23 de Janeiro
« Estando Maria, sua mãe, desposada com José » (Mt 1, 18)
I. — Foi um verdadeiro matrimônio? Devemos responder que sim, pois verifica-se aqui os três bens do matrimônio: prole, no caso, o próprio Deus; fidelidade, pois não há adultério; e sacramento, pois as almas uniram-se indivisivelmente.
(In Matth, I et 3)
II. — Era conveniente que Cristo nascesse de uma virgem casada: quer por causa dele próprio, quer por causa da sua mãe, quer também por causa de nós.
Por causa do próprio Cristo, por quatro razões:
1. Primeiro, para que não fosse rejeitado dos infiéis como ilegítimo de nascimento. Donde o dizer Ambrósio: « Que se poderia censurar aos Judeus e a Herodes se tivessem perseguido a quem nasceu de um adultério? ».
2. Segundo, para que, ao modo acostumado, fosse descrita a sua genealogia pela linha paterna. Por isso, diz Ambrósio: « Quem veio ao século deve ser descrito ao modo do século. Pois, no Senado e nas outras assembléias, procura-se um varão a quem caibam as honras devidas a sua família. E o mesmo costume testemunham as Escrituras, que sempre buscam a origem viril. »
3. Terceiro, em defesa do menino nascido: para o diabo não suscitar mais violentas ciladas contra ele. Por isso diz Inácio que a Virgem foi desposada para que seu parto ficasse oculto ao diabo.

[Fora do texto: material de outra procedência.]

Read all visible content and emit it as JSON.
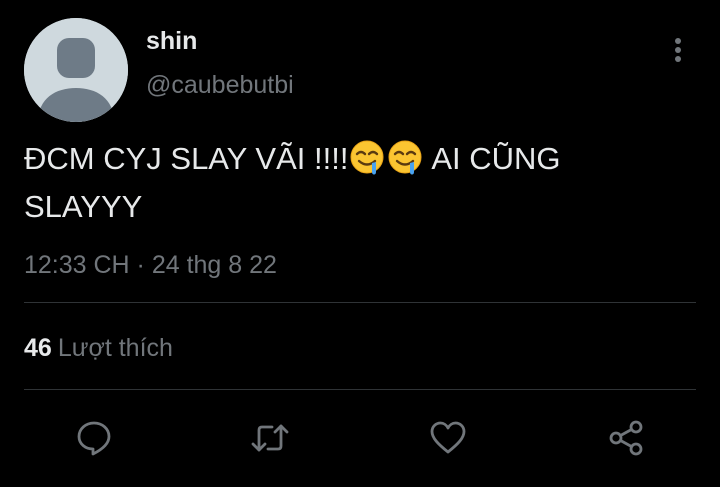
{
  "tweet": {
    "author": {
      "display_name": "shin",
      "handle": "@caubebutbi"
    },
    "text_part1": "ĐCM CYJ SLAY VÃI !!!!",
    "text_part2": " AI CŨNG SLAYYY",
    "emojis": [
      "drooling-face-emoji",
      "drooling-face-emoji"
    ],
    "timestamp": "12:33 CH · 24 thg 8 22",
    "likes": {
      "count": "46",
      "label": "Lượt thích"
    }
  },
  "icons": {
    "more": "more-vertical-icon",
    "reply": "reply-icon",
    "retweet": "retweet-icon",
    "like": "heart-icon",
    "share": "share-icon"
  },
  "colors": {
    "background": "#000000",
    "text_primary": "#e7e9ea",
    "text_secondary": "#71767b",
    "divider": "#2f3336",
    "avatar_bg": "#cfd9de",
    "avatar_fg": "#6e7b87"
  }
}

4. Quarto, para que fosse educado por José. Por isso este foi chamado seu pai, quase o educador.
Foi também conveniente relativamente à Virgem:
1. Primeiro, porque assim ficou imune da pena, i.é., para que não fosse lapidada pelos Judeus, como adúltera.
2. Segundo, para que assim ficasse livre da infâmia. Donde o dizer Ambrósio: « Foi desposada para não ser marcada com a infâmia de uma virgindade profanada, quando a gravidez pudesse ser sinal da corrupção. »

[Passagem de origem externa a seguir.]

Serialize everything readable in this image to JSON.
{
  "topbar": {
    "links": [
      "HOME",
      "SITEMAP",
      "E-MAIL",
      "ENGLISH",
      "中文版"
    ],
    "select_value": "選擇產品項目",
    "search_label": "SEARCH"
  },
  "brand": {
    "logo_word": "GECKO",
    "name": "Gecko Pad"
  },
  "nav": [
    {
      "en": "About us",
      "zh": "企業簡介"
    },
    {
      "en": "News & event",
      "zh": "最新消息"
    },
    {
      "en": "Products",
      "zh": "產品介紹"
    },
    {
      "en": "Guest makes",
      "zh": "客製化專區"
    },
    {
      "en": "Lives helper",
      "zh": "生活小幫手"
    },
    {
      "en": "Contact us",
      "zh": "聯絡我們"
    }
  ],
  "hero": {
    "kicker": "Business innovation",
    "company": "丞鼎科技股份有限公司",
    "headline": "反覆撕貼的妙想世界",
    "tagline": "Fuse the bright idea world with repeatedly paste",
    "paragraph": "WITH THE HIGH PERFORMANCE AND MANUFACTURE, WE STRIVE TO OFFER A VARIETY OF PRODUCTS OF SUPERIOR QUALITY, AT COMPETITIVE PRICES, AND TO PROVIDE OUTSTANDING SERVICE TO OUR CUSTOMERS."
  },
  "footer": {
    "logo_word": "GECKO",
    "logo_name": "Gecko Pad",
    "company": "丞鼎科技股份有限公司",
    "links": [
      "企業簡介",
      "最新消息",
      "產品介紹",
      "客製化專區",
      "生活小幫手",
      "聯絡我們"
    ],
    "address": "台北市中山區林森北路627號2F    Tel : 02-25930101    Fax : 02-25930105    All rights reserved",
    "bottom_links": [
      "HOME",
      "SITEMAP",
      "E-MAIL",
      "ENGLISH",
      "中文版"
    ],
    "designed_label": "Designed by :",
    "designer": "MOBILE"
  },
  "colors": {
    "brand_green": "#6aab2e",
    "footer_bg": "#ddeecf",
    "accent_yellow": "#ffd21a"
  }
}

3. Terceiro, para que José lhe prestasse o seu ministério, como diz Jerônimo.
Também foi conveniente relativamente a nós:
1. Primeiro, porque pelo testemunho de José ficou comprovado o nascimento de Cristo de uma virgem. Donde o dizer Ambrósio: « O testemunho do marido é o melhor testemunho do pudor da mulher; pois, se não tivesse conhecido o mistério, o marido é quem teria maior direito a se afligir com a injúria e vingar o opróbrio. »

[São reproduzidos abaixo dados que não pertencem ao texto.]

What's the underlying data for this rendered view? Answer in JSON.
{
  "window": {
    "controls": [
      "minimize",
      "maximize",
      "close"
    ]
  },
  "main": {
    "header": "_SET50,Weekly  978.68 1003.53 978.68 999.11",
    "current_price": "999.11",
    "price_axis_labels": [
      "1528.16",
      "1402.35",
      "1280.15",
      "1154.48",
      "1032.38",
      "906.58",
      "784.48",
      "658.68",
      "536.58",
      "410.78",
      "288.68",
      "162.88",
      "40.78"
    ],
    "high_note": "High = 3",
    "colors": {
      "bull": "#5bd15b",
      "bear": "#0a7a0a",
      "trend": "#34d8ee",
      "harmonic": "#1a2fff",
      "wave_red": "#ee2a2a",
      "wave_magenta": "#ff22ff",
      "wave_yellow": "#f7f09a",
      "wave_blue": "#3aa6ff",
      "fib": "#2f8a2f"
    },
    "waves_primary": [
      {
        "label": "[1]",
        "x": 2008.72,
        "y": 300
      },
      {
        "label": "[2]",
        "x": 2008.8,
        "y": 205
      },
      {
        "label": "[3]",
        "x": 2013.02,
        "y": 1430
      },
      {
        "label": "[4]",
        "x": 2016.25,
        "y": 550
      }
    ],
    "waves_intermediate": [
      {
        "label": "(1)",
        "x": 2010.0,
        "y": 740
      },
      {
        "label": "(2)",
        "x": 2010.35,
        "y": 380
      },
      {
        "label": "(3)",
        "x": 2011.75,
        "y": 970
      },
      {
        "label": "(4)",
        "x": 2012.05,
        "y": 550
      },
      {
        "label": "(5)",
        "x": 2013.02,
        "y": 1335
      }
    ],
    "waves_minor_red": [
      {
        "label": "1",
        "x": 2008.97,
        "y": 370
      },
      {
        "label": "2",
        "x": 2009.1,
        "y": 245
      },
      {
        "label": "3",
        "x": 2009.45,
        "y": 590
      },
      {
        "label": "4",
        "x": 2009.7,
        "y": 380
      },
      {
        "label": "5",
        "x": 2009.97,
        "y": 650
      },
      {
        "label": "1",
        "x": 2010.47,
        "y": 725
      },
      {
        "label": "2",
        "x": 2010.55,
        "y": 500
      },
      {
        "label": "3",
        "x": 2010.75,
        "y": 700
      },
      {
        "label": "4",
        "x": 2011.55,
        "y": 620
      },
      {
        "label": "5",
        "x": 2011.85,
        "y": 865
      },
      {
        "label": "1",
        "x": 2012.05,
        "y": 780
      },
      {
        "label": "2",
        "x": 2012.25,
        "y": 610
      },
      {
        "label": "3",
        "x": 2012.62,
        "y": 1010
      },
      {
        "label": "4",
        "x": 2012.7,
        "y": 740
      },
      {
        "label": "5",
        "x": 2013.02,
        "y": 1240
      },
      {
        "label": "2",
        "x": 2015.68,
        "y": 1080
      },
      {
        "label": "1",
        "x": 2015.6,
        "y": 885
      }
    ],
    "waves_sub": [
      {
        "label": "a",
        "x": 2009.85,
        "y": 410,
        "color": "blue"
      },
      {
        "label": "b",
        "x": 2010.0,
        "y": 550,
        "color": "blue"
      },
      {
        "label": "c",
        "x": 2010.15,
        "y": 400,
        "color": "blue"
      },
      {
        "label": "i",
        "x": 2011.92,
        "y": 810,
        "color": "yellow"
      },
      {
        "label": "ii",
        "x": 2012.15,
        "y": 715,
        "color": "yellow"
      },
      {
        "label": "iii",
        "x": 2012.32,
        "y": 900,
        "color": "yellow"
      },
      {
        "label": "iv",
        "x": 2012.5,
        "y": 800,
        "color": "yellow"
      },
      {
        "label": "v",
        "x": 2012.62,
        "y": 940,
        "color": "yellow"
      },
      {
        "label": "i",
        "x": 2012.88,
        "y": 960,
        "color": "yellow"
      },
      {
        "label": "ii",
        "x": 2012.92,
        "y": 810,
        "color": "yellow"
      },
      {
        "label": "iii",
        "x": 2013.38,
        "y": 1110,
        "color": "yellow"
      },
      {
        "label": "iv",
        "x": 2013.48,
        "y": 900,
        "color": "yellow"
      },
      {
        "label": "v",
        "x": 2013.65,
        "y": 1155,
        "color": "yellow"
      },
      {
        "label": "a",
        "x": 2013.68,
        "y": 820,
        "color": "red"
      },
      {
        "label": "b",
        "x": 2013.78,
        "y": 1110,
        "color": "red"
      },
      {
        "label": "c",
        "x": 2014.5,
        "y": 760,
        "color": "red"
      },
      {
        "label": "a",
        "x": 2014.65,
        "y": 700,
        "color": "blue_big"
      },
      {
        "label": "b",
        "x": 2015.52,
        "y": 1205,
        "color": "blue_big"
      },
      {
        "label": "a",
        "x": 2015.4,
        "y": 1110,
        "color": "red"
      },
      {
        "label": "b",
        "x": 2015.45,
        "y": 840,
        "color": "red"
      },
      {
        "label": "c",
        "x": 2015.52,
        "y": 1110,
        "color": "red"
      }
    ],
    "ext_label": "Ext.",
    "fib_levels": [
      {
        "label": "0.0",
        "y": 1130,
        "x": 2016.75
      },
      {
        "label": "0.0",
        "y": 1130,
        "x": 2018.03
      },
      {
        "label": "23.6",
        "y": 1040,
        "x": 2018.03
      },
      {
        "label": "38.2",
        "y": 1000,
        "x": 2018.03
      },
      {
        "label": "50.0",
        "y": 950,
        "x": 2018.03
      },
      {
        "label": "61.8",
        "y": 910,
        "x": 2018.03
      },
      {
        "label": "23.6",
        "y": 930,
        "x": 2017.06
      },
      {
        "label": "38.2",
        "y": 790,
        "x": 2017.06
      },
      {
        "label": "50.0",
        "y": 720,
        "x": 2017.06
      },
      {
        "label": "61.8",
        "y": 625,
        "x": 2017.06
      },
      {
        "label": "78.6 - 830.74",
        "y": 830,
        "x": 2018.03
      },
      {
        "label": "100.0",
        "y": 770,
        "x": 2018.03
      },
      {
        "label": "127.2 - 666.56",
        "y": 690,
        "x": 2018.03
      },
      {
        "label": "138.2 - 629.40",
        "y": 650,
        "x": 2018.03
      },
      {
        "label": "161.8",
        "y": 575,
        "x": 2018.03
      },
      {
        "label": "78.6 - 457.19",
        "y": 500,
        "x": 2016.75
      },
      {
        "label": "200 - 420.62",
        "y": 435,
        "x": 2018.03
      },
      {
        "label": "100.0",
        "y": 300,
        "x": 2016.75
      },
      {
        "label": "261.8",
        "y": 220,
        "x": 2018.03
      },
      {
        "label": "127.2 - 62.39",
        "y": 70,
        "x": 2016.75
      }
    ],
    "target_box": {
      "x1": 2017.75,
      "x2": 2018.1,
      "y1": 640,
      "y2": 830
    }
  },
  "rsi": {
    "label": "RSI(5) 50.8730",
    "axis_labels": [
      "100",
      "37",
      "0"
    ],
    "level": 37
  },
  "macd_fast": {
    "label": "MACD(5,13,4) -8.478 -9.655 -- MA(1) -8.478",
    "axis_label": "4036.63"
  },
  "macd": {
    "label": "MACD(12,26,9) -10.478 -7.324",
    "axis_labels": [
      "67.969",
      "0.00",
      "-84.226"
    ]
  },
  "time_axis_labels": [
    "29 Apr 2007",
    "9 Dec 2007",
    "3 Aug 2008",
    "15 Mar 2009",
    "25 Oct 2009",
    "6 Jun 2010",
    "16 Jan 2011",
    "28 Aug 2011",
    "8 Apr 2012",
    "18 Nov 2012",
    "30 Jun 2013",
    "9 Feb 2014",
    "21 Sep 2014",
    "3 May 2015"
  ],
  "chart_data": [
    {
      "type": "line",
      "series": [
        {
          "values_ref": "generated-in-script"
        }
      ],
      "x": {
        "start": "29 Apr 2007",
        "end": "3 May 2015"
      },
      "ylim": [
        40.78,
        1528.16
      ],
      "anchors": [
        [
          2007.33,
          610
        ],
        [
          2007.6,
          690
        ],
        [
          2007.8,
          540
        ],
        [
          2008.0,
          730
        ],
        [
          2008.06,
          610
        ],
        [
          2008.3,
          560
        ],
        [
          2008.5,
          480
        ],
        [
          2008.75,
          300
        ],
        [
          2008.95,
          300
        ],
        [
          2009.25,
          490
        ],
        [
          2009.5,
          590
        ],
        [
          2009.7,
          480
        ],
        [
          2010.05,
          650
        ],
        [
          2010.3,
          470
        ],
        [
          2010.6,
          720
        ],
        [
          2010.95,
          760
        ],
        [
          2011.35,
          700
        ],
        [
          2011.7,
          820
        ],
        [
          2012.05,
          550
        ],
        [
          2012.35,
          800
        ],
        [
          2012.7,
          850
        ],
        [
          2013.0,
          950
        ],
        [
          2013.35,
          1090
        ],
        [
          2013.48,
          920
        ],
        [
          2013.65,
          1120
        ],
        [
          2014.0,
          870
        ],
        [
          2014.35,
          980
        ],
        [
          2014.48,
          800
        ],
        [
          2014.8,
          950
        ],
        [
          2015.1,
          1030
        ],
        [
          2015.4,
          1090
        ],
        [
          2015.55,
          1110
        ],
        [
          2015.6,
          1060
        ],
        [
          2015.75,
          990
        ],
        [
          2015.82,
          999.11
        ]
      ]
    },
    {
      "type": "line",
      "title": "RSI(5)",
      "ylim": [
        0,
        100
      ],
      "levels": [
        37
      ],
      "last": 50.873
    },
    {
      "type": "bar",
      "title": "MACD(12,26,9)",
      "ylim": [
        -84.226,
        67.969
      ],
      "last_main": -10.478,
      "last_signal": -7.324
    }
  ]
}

2. Segundo, porque as palavra mesmas da Virgem se tornaram mais dignas de crédito quando afirmava a sua virgindade. Por isso diz Ambrósio: « A fé nas palavras de Maria é mais firme, que remove as causas de mentira. Se tivesse ficado grávida, sem ser casada, parecia querer, mentirosamente, esconder a sua culpa. Ao passo que casada, nenhum motivo tinha para mentir, pois, o prêmio do casamento e a glória das núpcias é, para as mulheres, o parto. » E essas duas razões concernem à firmeza da nossa fé.
3. Terceiro, para que não tivessem desculpa as virgens que, por incautela, não evitam a infâmia. Por isso, diz Ambrósio: « Não convinha deixar às virgens, que vivem com má reputação, pudessem velar-se com a escusa de que também a Mãe do Senhor ter tido uma semelhante reputação ».
4. Quarto, porque os desposórios da Virgem são o símbolo da Igreja universal, que, sendo virgem, desposou contudo um esposo, o Cristo, como diz Agostinho.
5. Pode-se ainda aduzir uma quinta razão, a saber, que a Mãe do Senhor foi casada e virgem, porque na sua pessoa, é honrada tanto a virgindade como o matrimônio, contra os heréticos que detraem àquela a este.